Por William B. Bowes

Muito se pode aprender sobre os valores de um movimento a partir de seus críticos. Para os primeiros cristãos, parte do que os tornava um alvo era a inclusão que demonstravam em relação aos negligenciados e marginalizados, o que era um aspecto subversivo de seu movimento na cultura greco-romana amplamente exclusiva em que habitavam. O filósofo Celso, do século II, foi talvez o primeiro não cristão a articular uma crítica desenvolvida ao cristianismo, e sua compreensão dos valores dos primeiros crentes reflete seu modo de vida único e contracultural.
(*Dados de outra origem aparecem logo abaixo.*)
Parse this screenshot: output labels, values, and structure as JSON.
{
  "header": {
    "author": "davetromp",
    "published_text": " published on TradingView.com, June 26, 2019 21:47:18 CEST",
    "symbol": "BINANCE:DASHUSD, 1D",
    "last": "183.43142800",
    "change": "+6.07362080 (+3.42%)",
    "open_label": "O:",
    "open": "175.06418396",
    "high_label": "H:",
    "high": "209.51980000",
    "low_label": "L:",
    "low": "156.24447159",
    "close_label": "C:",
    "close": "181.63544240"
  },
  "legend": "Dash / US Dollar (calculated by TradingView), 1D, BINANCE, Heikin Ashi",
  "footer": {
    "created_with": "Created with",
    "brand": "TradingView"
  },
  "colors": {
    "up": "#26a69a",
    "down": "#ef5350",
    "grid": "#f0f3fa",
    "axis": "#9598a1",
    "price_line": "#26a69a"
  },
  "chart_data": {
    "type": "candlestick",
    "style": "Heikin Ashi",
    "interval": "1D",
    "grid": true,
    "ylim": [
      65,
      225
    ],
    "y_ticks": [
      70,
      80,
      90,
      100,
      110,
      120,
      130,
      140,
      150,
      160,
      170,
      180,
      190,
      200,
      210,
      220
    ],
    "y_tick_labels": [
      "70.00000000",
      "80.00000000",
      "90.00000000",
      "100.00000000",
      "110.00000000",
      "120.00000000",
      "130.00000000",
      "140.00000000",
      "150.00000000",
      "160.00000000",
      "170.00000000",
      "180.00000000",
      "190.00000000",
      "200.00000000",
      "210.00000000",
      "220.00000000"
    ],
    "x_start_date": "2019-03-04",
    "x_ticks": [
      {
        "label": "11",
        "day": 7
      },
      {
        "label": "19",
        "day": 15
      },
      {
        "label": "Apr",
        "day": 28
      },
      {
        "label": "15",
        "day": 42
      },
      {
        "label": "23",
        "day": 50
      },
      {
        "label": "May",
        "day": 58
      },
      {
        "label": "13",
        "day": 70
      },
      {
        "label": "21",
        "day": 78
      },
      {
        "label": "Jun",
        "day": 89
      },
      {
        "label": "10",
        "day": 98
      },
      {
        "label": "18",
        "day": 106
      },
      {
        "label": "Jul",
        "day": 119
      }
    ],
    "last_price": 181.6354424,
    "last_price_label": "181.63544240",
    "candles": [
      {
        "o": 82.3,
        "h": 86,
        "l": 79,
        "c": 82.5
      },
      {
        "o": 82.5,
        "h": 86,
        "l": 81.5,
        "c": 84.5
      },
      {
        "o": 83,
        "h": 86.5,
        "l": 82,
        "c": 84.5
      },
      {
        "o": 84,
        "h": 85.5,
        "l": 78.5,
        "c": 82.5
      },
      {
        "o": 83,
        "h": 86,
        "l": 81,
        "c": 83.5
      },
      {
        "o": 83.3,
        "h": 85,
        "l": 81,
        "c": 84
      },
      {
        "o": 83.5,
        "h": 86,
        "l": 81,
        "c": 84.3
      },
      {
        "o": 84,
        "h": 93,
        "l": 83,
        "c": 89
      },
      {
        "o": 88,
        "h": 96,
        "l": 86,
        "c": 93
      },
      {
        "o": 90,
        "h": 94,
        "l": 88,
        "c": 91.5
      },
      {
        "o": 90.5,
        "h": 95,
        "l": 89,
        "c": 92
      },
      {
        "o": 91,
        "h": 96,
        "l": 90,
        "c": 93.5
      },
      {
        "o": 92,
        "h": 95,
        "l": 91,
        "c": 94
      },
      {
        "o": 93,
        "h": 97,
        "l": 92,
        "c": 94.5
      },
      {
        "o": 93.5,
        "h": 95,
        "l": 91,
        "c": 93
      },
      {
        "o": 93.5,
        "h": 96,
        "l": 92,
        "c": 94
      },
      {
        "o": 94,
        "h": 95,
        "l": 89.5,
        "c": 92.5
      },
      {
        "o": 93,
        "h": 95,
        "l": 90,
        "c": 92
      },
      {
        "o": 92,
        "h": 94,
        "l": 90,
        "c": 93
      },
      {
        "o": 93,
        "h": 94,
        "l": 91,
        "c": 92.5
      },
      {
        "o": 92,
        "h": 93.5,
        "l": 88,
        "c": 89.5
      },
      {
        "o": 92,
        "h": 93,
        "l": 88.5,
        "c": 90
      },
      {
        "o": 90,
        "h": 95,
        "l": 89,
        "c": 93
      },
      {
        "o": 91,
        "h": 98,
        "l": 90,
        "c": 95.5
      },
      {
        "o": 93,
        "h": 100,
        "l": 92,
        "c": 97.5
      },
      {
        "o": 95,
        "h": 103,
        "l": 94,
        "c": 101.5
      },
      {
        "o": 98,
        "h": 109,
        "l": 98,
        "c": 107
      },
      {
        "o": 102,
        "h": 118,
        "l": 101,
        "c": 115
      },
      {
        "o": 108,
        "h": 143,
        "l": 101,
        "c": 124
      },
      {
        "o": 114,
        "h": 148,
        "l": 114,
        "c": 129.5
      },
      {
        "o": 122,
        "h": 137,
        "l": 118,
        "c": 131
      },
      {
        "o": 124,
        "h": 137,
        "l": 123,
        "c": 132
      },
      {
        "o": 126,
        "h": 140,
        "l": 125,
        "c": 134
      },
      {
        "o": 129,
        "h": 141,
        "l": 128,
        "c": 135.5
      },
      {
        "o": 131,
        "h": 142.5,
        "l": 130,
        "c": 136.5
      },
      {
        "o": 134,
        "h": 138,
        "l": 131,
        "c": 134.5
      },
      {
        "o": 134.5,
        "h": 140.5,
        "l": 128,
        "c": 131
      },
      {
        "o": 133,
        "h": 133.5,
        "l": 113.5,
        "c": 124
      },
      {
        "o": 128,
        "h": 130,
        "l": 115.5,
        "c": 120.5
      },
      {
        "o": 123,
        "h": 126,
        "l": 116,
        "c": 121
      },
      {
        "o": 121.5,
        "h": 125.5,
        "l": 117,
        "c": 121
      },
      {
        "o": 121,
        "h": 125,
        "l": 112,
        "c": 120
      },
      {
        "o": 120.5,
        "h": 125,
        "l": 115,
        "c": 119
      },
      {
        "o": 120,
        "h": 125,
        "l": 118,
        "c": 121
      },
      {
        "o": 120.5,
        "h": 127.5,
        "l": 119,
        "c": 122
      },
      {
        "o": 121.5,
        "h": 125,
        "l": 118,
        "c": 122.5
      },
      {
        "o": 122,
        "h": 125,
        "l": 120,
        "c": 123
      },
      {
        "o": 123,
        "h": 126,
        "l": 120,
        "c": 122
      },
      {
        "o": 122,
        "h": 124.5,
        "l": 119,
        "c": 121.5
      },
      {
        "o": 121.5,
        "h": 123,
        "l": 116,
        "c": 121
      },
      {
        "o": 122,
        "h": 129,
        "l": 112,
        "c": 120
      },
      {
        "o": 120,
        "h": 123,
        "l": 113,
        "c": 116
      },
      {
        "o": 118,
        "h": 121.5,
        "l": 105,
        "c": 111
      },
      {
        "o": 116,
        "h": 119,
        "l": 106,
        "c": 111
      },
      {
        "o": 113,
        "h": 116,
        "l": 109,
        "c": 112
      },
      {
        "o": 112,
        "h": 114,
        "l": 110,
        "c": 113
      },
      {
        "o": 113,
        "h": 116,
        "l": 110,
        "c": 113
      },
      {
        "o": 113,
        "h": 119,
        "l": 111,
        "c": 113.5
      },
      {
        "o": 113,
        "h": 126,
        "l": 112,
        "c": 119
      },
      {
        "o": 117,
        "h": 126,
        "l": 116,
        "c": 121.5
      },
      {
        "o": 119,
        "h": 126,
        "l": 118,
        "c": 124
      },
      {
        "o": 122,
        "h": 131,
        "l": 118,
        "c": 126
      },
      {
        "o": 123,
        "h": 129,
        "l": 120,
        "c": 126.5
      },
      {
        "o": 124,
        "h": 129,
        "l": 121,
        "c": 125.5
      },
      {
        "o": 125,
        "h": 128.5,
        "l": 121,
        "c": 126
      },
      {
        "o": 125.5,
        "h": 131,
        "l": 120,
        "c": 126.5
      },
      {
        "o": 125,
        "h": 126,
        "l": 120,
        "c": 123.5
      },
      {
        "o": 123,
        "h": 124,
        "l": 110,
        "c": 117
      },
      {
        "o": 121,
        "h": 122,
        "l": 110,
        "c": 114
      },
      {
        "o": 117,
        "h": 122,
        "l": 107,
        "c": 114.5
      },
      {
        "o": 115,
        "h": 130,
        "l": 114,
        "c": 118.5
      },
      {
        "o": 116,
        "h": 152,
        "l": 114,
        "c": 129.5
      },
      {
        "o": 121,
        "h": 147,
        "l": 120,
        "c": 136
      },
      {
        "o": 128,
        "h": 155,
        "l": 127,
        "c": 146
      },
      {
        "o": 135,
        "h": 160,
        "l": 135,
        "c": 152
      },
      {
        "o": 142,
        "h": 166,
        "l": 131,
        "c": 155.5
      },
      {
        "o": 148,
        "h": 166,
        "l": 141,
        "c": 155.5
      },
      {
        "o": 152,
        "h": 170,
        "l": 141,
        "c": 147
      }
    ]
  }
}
O teólogo cristão Orígenes, em sua resposta a Celso cerca de sessenta anos depois, citou Celso dizendo que o ensinamento do cristianismo era especialmente atraente para “os tolos, os mesquinhos e os estúpidos, com mulheres e crianças”.[1] Parte da crítica de Celso ao movimento em desenvolvimento, portanto, estava relacionada ao seu apelo, aceitação e elevação das camadas mais baixas da sociedade. Em meio ao patriarcado do mundo antigo, essa abertura que Celso criticava tinha um lugar particularmente libertador e redentor para as mulheres, um lugar suficientemente significativo em sua diferença para ser mencionado pelo primeiro grande crítico do cristianismo.